Dean Coddington (4/4/2013 at 3:43 PM)
Hi, Having worked with a number of critial access hospitals over the years, they have a different relationship with their communities. Older people, when sick, like to go to a place where they know the staff and where relatives can easily visit them. Therefore, they often resist transfer to nearby tertiary care centers in larger cities. I believe this is a key factor differentiating CAHs. DCC

JKuriyan (4/4/2013 at 10:56 AM)
The result is statistical and it is difficult to grasp the strengths and weaknesses without more details, like error bars and standard deviations. For example, how do the results vary amongst the rural CAHs? Are there urban CAHs that performed as poorly as rural CAHs?
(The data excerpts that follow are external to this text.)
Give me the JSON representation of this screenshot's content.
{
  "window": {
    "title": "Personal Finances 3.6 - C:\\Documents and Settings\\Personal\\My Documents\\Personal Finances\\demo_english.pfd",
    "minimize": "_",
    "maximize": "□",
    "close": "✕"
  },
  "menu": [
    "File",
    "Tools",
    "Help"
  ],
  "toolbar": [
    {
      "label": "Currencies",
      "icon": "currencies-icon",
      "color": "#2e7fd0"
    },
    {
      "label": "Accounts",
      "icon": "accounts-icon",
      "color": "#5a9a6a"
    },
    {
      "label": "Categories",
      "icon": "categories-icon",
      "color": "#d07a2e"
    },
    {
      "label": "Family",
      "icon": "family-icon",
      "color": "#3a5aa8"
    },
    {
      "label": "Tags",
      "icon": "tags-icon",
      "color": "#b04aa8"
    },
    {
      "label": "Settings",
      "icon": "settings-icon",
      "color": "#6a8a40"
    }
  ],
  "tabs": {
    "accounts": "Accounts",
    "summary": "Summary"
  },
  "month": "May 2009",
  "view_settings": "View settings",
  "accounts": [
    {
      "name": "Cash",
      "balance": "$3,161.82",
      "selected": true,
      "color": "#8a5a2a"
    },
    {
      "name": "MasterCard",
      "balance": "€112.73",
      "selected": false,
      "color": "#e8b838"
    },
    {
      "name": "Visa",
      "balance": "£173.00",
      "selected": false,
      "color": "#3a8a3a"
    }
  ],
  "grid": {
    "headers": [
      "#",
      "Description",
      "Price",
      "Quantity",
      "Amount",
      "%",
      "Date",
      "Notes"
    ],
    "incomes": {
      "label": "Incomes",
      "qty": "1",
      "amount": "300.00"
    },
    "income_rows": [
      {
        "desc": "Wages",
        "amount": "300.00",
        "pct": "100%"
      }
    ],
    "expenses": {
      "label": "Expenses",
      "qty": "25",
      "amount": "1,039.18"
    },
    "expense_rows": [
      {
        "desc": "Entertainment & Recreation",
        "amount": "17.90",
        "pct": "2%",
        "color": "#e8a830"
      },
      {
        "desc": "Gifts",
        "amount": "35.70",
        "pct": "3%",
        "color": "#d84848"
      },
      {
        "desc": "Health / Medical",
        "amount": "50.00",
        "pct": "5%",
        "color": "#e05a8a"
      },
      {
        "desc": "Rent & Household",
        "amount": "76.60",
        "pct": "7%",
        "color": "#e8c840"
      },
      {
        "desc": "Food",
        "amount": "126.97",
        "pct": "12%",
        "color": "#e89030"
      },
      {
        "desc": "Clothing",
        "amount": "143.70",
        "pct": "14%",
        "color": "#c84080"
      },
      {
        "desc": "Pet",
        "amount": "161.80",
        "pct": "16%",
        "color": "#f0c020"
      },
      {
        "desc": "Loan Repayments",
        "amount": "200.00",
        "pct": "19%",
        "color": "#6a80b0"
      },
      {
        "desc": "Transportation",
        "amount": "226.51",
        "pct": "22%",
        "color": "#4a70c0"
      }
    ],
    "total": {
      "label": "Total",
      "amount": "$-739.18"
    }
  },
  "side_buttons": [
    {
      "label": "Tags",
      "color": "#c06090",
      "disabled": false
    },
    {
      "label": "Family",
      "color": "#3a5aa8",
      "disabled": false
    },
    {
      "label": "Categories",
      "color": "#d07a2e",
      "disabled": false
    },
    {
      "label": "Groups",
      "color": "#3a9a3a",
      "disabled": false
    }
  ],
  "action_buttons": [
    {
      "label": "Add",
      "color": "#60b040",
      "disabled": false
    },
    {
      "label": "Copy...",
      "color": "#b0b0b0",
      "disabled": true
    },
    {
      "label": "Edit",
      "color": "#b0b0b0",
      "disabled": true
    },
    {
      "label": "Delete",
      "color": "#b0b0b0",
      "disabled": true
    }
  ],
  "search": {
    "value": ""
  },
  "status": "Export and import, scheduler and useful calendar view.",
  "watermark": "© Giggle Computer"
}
The author's recommendation of tele-health tools to bring urban experts to rural areas via the web sounds a little too simple. What's the point if the rural hospitals are not equipped to perform new and complex procedures? Transporitng them to urban hospitals may not be affordable or practical depending on the medical issue. Another example where capitalism struggles to meet medical needs of societies. There are solutions but they are unacceptable to US citizens. So let's move on! I am not sure if this was covered in the last page of the article - a full page Ad blocked it, an unnecessarily intrusive step that insults the readers and the belittles the contribution of the journalist.